Ce matin-là, dans la maison de Boulogne, un léger voile de lumière traverse l’immense baie vitrée du salon. Le silence n’est troublé que par le ronronnement d’un Maine Coon majestueux, étendu sur un fauteuil en cuir fauve. « Lomu », ainsi qu’il l’avait nommé. Un nom d’hommage, un nom de géant. Comme si cette créature mi-féline, mi-statuaire, était là pour veiller sur les souvenirs, les cicatrices et les promesses d’un homme qui, malgré tout, voulait encore croire en la magie du rugby et au rôle qu’il pourrait un jour y rejouer. Assis-là, en son royaume, Christophe Dominici n’avait pas perdu l’éclat de ses yeux. Même lorsqu’il parlait de chiffres, de contrats, de « caillasse », il gardait cette lueur, quelque chose d’enfantin, presque fragile. Un expresso dans la main droite, il disait : « Comprenez… Je veux juste redonner un peu de rêve à ce sport… » Il n’avait pas besoin de forcer les mots. Ils sortaient de lui comme un élan du cœur. Il avait ce projet fou. Non, ce n’était pas un projet. C’était une histoire. Un roman dans sa tête, avec des héros, des promesses, des noms qui claquent comme des drapeaux au vent : Ma’a Nonu, Lima Sopoaga, Jordan Taufua, Michael Cheika… Et au centre, Béziers. Ce club légendaire. Ce monument oublié. Onze titres de champion entre 1971 et 1984. Car Dominici le savait, on ne rallume pas une étoile avec un simple briquet. Il fallait du feu, une énergie capable de transcender les doutes et les finances. Et cette énergie, cet homme providentiel, il croyait bien les avoir trouvés…
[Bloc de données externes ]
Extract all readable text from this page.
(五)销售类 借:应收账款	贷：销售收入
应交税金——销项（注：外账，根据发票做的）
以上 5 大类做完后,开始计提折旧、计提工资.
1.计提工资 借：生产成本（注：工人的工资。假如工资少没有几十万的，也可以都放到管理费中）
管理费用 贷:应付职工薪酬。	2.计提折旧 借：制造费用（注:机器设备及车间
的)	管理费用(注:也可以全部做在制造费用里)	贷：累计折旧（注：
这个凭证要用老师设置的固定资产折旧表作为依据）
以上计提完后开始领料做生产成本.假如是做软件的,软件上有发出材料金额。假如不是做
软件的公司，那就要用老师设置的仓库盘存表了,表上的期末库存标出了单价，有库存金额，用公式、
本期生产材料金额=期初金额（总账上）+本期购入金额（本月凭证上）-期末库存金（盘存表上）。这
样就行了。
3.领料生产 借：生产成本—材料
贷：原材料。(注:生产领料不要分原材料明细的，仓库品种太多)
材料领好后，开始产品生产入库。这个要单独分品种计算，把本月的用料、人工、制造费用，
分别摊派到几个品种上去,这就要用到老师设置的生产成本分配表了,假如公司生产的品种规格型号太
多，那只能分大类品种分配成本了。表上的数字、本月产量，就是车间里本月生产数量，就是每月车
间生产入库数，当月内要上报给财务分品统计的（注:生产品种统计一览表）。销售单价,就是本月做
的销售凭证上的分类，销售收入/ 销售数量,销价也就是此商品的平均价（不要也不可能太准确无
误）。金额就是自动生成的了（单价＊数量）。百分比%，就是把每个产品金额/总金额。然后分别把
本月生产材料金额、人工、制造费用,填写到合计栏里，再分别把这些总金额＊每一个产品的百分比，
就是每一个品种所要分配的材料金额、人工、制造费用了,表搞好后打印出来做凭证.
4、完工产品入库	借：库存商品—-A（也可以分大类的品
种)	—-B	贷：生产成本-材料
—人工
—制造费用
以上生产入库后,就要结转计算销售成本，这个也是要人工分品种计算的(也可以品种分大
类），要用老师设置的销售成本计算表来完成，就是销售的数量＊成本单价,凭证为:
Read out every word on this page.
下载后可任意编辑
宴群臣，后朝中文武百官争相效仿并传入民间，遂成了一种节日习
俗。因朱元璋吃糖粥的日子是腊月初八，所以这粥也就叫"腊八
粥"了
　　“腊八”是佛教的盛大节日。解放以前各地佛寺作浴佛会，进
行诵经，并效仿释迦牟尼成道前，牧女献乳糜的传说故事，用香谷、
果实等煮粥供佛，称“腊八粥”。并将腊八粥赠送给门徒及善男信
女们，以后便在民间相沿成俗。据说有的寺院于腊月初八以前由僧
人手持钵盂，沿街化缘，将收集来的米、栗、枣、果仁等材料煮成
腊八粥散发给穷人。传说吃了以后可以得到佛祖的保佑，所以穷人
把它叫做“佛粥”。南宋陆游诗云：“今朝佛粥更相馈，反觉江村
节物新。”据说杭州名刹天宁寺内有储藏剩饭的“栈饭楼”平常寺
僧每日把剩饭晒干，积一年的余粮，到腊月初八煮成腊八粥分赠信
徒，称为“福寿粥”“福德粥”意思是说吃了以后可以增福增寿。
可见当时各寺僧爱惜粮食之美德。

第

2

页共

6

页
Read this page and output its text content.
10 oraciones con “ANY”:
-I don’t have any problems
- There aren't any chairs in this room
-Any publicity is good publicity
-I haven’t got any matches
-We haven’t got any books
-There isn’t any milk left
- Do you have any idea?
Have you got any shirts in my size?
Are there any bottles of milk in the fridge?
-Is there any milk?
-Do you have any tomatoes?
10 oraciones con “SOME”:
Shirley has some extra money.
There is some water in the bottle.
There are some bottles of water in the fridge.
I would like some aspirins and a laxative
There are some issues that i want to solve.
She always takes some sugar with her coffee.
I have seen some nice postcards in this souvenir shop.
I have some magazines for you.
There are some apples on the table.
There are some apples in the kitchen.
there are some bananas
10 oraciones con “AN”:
« C’était fou. En ville, les gens ne parlaient plus que de ça ; Christophe (Dominici) était en train de réveiller un géant endormi. » Benjamin BAGATE, Directeur du centre de formation de Béziers
Au départ, « Domi » est conquis
Alors, quand « Domi » s’est enfin mis à table, il n’a rien occulté d’un projet qui le conduirait, bientôt, à sa perte. « Il y a quelques mois, mon ami Yannick Pons, un important viticulteur de l’Hérault, s’est mis en quête d’un acheteur pour un appartement à Paris. Un très bel appartement, soyons clairs. Il a tout de suite accroché avec un potentiel acheteur. Un lien de confiance s’est noué entre cette personne et Yannick, qui lui a expliqué le vin, la terre, Béziers, le rugby… » L’amorce de l’intrigue se situe donc là : un appartement à vendre, un visiteur prétendument fortuné et, pour faire le lien, une connaissance de « Domi », Yannick Pons. Cinq ans plus tard, celui-ci se souvient : « À l’époque, j’occupais l’appartement place des Ternes que m’avait prêté pour quelques jours un de mes associés du vignoble. Il avait mis le logement en vente et m’avait simplement demandé si je pouvais réaliser la première visite. Quelqu’un était intéressé… » Ce « quelqu’un » s’appelle Samir Ben Romdhane. Il a une cinquantaine d’années, est né à Bizerte (Tunisie) mais assure vivre à Abou Dabi et détenir une multinationale, Sotaco, travaillant dans l’extraction du pétrole.
En 2020, l’ASBH est un géant endormi qui végète en Pro D2 et a plusieurs dettes. Les deux présidents en place Pierre-Olivier Valaize et Cédric Bistué sont enclins à vendre le club. Un projet avec entre autres Yannick Pons et Christophe Dominici, deux amis, émerge alors…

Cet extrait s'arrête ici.